Hab eig. eh eines gefunden, und zwar Keyboard Midi-Drums, hört sich von der Beschreibung her ziemlich gut an, nur leider gibt es den Download-Server nicht mehr der bei der Beschreibung dabeisteht!

Hoffe auf eure Hilfe


----------



## Herbboy (19. Mai 2007)

michael-90 am 19.05.2007 19:44 schrieb:
			
		

> Hab bei Google nix gefunden außer veraltete Links, vll. wisst ihr ja was:
> 
> Ich suche ein Drummerprogamm für den PC, wo man also auf der Tastatur Schlagzeug spielen kann, beispielsweise: Leertaste Bassdrum, STRG Snare , ALT HiHat geschlossen oder so! Kennt ihr sowas?
> 
> ...




such aml unter dem stichwort "sampler", denn dass man auf diverse "töne" dann jeweils einen sound legt macht man mit samplern. aber ob du da auch was findest, das sich per tastatur bedienen läßt...? wenn man "midi" und "keyboard" erwähnt, dann meint man meistens mit "keyboard" ein echtes keyboard, nicht nur ne PC-tastatur.


----------



## TheNightShadow (20. Mai 2007)

Herbboy am 19.05.2007 20:22 schrieb:
			
		

> michael-90 am 19.05.2007 19:44 schrieb:
> 
> 
> 
> ...


So wie ich es verstehe sucht er ein Programm für die Tastatur. Gefunden hat er aber ein Programm für Keyboard=Keyboard!=Tastatur.


----------



## michael-90 (20. Mai 2007)

TheNightShadow am 20.05.2007 18:47 schrieb:
			
		

> Herbboy am 19.05.2007 20:22 schrieb:
> 
> 
> 
> ...



Ich meinte *kein* Keyboard, sondern eine echte handelsübliche Tastatur für den PC!


----------



## Zubunapy (20. Mai 2007)

michael-90 am 20.05.2007 19:43 schrieb:
			
		

> TheNightShadow am 20.05.2007 18:47 schrieb:
> 
> 
> 
> ...


Wie dein Vorredner schon sagte: Keyboard ist englisch und bedeutet Tastatur.


----------



## Herbboy (20. Mai 2007)

ich weiß, das keyboard auch = tastatur sein und dass er was für seine tastatur sucht, ich wollte nur klarmachen, dass man bei der suche aufpassen musst, ob in der beschreibung der software mit "keyboard" ne tastatur gemeint ist oder ein keyboard[das musikinstrument]... das ist alles...  

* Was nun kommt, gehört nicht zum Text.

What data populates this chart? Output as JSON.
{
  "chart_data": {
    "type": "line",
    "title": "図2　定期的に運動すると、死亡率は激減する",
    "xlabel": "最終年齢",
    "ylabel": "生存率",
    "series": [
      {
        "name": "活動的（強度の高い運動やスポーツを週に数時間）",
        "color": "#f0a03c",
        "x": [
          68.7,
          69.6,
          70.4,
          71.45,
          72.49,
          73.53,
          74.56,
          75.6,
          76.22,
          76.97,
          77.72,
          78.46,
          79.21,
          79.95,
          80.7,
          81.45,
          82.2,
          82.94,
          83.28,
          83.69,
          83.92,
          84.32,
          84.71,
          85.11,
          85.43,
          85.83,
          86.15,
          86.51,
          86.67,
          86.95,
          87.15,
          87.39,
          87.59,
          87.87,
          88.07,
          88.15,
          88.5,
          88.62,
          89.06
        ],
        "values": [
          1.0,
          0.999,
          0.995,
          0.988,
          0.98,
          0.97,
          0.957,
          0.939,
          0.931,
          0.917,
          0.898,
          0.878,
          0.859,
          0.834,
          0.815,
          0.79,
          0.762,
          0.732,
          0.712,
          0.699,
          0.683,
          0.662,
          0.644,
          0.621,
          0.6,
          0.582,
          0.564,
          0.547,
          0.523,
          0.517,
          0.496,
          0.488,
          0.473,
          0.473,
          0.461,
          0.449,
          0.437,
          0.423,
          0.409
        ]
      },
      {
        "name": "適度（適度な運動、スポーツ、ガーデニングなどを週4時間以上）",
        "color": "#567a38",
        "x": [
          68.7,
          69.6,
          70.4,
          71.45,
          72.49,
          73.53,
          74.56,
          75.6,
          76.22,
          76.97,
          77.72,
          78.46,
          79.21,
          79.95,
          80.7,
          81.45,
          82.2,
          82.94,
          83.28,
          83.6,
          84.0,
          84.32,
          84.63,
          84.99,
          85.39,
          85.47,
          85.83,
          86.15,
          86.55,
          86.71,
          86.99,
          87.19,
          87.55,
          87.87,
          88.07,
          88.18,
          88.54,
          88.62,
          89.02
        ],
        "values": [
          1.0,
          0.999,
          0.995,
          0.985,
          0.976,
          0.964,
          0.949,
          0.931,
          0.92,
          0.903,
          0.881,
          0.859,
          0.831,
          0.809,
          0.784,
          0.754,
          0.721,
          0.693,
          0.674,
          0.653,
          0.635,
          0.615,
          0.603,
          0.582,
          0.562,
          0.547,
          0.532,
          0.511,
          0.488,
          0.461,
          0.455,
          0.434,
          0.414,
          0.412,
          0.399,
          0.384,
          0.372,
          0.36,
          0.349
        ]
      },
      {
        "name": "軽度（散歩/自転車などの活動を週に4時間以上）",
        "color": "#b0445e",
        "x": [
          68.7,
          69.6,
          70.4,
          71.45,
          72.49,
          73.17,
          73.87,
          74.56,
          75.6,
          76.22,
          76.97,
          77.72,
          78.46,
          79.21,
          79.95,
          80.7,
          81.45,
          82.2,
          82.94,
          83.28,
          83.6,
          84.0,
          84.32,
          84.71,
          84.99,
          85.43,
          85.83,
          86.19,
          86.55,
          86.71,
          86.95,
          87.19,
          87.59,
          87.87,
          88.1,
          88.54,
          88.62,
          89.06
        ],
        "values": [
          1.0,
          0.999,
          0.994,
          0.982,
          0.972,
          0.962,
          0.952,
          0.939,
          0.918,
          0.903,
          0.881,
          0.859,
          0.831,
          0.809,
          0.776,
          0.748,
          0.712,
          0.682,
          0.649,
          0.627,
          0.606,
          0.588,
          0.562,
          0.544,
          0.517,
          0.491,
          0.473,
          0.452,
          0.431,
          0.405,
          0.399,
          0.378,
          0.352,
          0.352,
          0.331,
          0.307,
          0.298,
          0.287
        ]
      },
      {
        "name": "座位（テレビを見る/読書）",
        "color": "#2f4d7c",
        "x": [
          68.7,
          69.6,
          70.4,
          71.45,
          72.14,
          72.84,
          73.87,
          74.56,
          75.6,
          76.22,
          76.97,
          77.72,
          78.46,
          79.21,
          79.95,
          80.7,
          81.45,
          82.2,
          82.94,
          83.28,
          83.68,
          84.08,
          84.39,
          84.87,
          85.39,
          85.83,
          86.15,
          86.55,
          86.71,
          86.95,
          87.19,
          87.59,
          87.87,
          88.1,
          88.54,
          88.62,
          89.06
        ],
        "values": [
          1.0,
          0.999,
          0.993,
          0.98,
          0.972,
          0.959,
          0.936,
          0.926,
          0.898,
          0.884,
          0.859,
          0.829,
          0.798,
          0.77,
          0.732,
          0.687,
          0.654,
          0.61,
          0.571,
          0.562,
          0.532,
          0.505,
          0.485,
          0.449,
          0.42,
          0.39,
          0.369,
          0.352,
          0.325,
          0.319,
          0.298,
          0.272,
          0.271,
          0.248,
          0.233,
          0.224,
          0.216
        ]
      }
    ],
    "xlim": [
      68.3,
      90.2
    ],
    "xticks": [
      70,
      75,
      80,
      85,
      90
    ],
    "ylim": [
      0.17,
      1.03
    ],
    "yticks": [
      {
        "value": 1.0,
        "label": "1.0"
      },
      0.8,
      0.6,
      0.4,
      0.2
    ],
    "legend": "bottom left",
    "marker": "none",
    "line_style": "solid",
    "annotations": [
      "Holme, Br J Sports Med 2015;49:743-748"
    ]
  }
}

und auch software für PC nenne sich dann "sampler", halt ein virtueller sampler.


----------



## michael-90 (20. Mai 2007)

Herbboy am 20.05.2007 20:47 schrieb:
			
		

> ich weiß, das keyboard auch = tastatur sein und dass er was für seine tastatur sucht, ich wollte nur klarmachen, dass man bei der suche aufpassen musst, ob in der beschreibung der software mit "keyboard" ne tastatur gemeint ist oder ein keyboard[das musikinstrument]... das ist alles...
> 
> und auch software für PC nenne sich dann "sampler", halt ein virtueller sampler.



Ja ich weis auch dass Keyboard Englisch für Tastatur ist^^

Ja ich hab eh auf Deutsch gesucht aber nichts gefunden, und bei dem oben genannten Programm hat es geheißen "Spielen sie Schlagzeug auf der *Tastatur*" oder so


----------



## Herbboy (20. Mai 2007)

michael-90 am 20.05.2007 22:14 schrieb:
			
		

> Herbboy am 20.05.2007 20:47 schrieb:
> 
> 
> 
> ...




hier als shareware: http://www.download-tipp.de/shareware_und_freeware/451.shtml

meinst du so was?


----------



## SoSchautsAus (21. Mai 2007)

Hab was witziges gefunden: Drum Station DT-010

Ein Freeware Drum Computer. Eine Emulation der legendären TR-909 von Roland. Entscheidend ist: Das Programm läuft Standalone, also du brauchst keinen zusätzlichen Hostsequenzer. Ich hab jetzt 10 Minuten damit rumgespielt und für eine Freeware find ichs ganz passabel. Wenn du es installiert hast, drück *F1*. Dann öffnet sich die Homepage des Herstellers mit einer unkomplizierten Anleitung (allerdings auf englisch). Zuerst solltest du im Menü unter *Setup/Sound Device* deine Soundkarte auswählen. Dann kannst du auch schon loslegen. Auf den acht Kanälen befindet sich jeweils ein Drum Sample, also z.B. Bassdrum, Snaredrum, HiHat, usw. Du bedienst sie per Stepsequenzer mit Lauflichtprogrammierung, d.h. die vier mal vier Kästchen in jedem Kanal stellen die Sechzehntelnoten eines Taktes dar. Wenn du nun mit der Maus auf eines der Kästchen klickst wird jedesmal, wenn bei aktiverter Wiedergabe das Lauflicht darüberläuft, der Drumsound gespielt. Du kannst mit den Tasten *Y* bis *,* die Samples auch per Tastatur abspielen, allerdings hab ich bisher noch nicht rausgefunden wie du sie auch aufnehmen kannst. ABER: Du hast eine ziemlich grosse Latenz, d.h. wenn du eine Taste auf der Tastatur drückst, dann merkst du eine deutliche Verzögerung zwischen dem Drücken der Taste und der Wiedergabe des Sounds. Auch das Lauflicht ist nicht synchron mit der Soundausgabe. Billige Freeware halt, aber mehr kann man nicht erwarten für lau. 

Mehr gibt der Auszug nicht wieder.